在社会各个案件的审理过程中可能不同的法律条文之间可以进行相应的转换利用,但这种情况还是应当根据具体的案件进行分析。所以本文重点探讨的问题是行政诉讼用合同法的哪些条款?在行政案件发生的最后处理阶段,是否具有相应的合同可以解决这类问题。
新《行政诉讼法》将“行政合同”纳入了司法审查的范围。法院应综合考虑合同主体、合同目标、合同内容和是否存在行政优益权来判断具体合同是否属于行政合同诉讼的受案范围,而不应局限于法律的列举规定。在现行法之下,行政机关不能就行政相对方不履行行政合同的行为提起行政诉讼,而第三人可针对行政合同提起撤销之诉或者变更之诉,但构建针对行政合同的公益诉讼制度颇为困难。对于行政合同有效性的审查应围绕行政机关订立行政行为的职权合法性、程序合法性和合同内容的合法性等要素进行,三者之顺位及其对行政合同效力的影响有所不同。行政合同诉讼不应成为解决行政合同纠纷的唯一机制,替代性纠纷解决机制不容忽视。

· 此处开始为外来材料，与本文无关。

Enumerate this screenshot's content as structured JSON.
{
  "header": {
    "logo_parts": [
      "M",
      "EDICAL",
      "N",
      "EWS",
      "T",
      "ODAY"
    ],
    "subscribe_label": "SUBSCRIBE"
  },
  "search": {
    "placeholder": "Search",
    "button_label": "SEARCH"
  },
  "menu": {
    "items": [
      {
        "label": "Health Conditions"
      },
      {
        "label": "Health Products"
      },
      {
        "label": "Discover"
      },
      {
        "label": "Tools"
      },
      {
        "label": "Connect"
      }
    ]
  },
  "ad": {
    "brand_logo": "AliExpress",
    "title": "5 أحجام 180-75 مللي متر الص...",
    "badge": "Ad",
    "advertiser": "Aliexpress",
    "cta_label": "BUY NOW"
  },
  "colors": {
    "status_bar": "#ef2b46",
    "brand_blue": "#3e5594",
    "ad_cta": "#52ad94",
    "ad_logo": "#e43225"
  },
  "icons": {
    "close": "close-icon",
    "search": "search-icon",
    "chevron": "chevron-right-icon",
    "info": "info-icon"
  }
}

根据新《行政诉讼法》第12条第1款第11项,“认为行政机关不依法履行、未按照约定履行或者违法变更、解除政府特许经营协议、土地房屋征收补偿协议等协议的”可以提起行政诉讼。2015《司法解释》第11条则进一步明确行政合同诉讼的受案范围指向“行政机关为实现公共利益或者行政管理目标,在法定职责范围内,与公民、法人或者其他组织协商订立的具有行政法上权利义务内容的协议”,包括但不限于政府特许经营协议和土地房屋征收补偿协议。根据这一界定,纳入行政诉讼受案范围的行政合同需具备三个基本要件:第一,合同主体双方的恒定性;第二,以实现公共利益或者行政管理为目标;第三,以设定、变更或消灭行政法上权利义务为内容。此外,从司法实践看,判断行政机关作为一方主体签订的合同是否应受行政法规范的调整,法院还会考虑行政机关是否在合同中享有行政优益权。

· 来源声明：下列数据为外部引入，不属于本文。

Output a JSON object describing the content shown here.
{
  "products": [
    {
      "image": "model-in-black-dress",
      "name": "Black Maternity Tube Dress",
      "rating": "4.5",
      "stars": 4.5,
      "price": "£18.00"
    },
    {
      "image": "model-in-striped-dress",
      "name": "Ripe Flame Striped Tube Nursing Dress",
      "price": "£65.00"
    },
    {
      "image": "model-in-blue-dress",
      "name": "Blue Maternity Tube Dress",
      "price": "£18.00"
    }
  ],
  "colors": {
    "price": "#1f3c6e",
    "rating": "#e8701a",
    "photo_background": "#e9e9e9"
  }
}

依照上述四个标准,现行立法(包括法律、行政法规或规章)已经明确规定的行政合同有:(1)在法律层面上,有政府采购合同、土地承包经营协议、公务员聘任合同、纳税担保合同、强制执行协议、节能减排协议等;(2)在行政法规层面上,有全民所有制工业企业承包经营协议、全民所有制小型工业企业租赁经营协议、国有土地上房屋征收与补偿合同等;(3)在规章层面则更多,如教育委托培养合同、计划生育合同、关联企业间业务往来预约定价的税收管理协议、水权转让协议、租赁住房补贴协议或廉租住房租赁合同、基础设施和公用事业特许经营协议等。

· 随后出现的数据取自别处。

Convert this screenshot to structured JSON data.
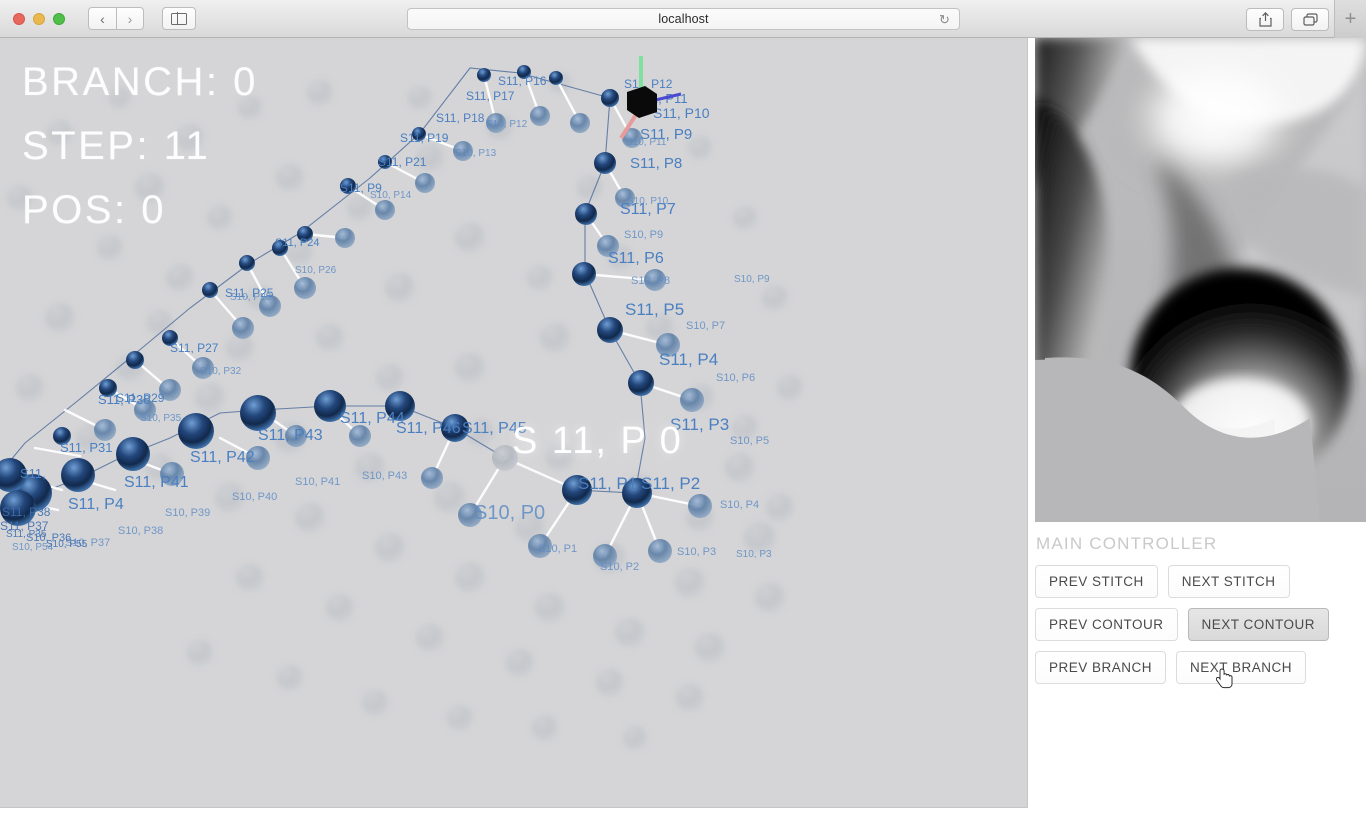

此外,对于行政活动经常使用的各类目标责任书、行政奖励等作为替代行政处理手段的行政合同纠纷应否被纳入到行政诉讼的受案范围,实践中存在差异。较早的案例表明,法院倾向于将此作为民事法律关系来处理,晚近则出现了将其作为行政纠纷处理的案例。笔者认为,这类合同是行政机关以设立、变更或者消灭公法上法律关系为目的与相对人签订的,旨在实现行政管理目标,因而具有行政合同的典型特征,不应将其排除在行政诉讼受案范围之外。
根据以上问题的详细解释,我们可以确认行政诉讼用合同法的哪些条款?两者之间可能由于怎样的联系发生利用关系,所以这个问题还是需要结合具体的法律条文或者案件进行了解,所以希望以上内容能够提供给大家一些帮助。